Simerský, Radim, Chamrád, Ivo, Kania, Jindřich, Strnad, Miroslav, Šebela, Marek, Lenobel, René
Plant cell reports 2017 v.36 no.10 pp. 1561-1570
alpha-amylase, benzyladenine, cytokinins, ligands, models, nucleotides, plant extracts, polyacrylamide gel electrophoresis, proteins, proteomics, trypsin, wheat
KEY MESSAGE: An affinity-based chemical proteomic technique enabled direct identification of BAP-interacting proteins in wheat, including the well-known cytokinin-binder, cytokinin-binding protein 1. In this work, we show the development of a chemical proteomic technique for the identification of proteins binding to natural aromatic cytokinins (CKs). 6-benzylaminopurine (BAP) and documented CK-binder, wheat germ-allocated cytokinin-binding protein 1 (CBP-1), were suggested as an ideal proof-of concept affinity pair. Therefore, wheat grains were chosen as a model plant material. The BAP affinity beads were prepared by the immobilization of synthesized BAP-derived ligand to a commercial, pre-activated resin and used to isolate target proteins.

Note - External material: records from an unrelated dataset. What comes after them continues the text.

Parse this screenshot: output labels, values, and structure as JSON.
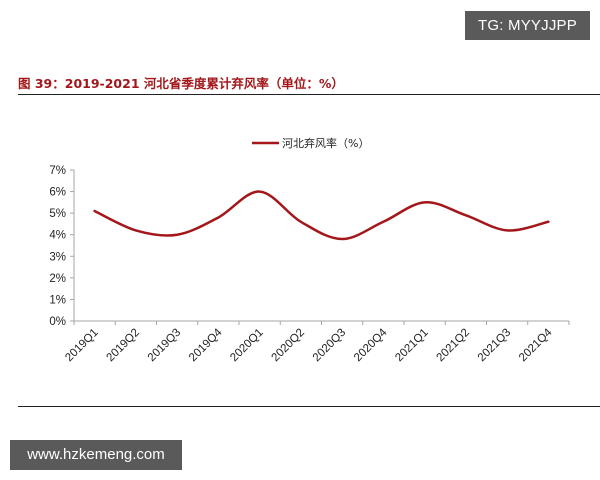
{
  "watermark_top": "TG: MYYJJPP",
  "watermark_bottom": "www.hzkemeng.com",
  "figure": {
    "title": "图 39：2019-2021 河北省季度累计弃风率（单位：%）",
    "title_color": "#a3171b"
  },
  "chart_data": {
    "type": "line",
    "title": "图 39：2019-2021 河北省季度累计弃风率（单位：%）",
    "xlabel": "",
    "ylabel": "",
    "categories": [
      "2019Q1",
      "2019Q2",
      "2019Q3",
      "2019Q4",
      "2020Q1",
      "2020Q2",
      "2020Q3",
      "2020Q4",
      "2021Q1",
      "2021Q2",
      "2021Q3",
      "2021Q4"
    ],
    "series": [
      {
        "name": "河北弃风率（%）",
        "color": "#a3171b",
        "smooth": true,
        "values": [
          5.1,
          4.2,
          4.0,
          4.8,
          6.0,
          4.6,
          3.8,
          4.6,
          5.5,
          4.9,
          4.2,
          4.6
        ]
      }
    ],
    "ylim": [
      0,
      7
    ],
    "yticks": [
      "0%",
      "1%",
      "2%",
      "3%",
      "4%",
      "5%",
      "6%",
      "7%"
    ],
    "grid": false,
    "legend_position": "top-center"
  }
}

The proteomic analysis of complex plant extracts is often complicated by the presence of highly abundant background proteins; in this case, the omnipresent alpha-amylase inhibitors (AAIs). To cope with this problem, we included SDS–PAGE, in-gel trypsin digestion and fraction pooling prior to shotgun analysis, which brought about an obvious drop in the signals belonging to the obstructing proteins. This was accompanied by a sharp increase in the number of identified BAP targets in comparison to a conventional in-solution digestion approach. To distinguish specific CK-binding proteins from those having a general affinity for nucleotide-like compounds, competitive pull-downs with natural nucleotides and free BAP were included in every affinity experiment. By this approach, we were able to identify a group of BAP-interacting proteins, which were subsequently found to be related to biological processes affected by CKs. Moreover, the selected affinity enrichment strategy was verified by the detection of the aforementioned CK-interacting protein, CBP-1. We propose that the developed method represents a promising tool for appealing research of as yet unknown CK molecular partners in plants.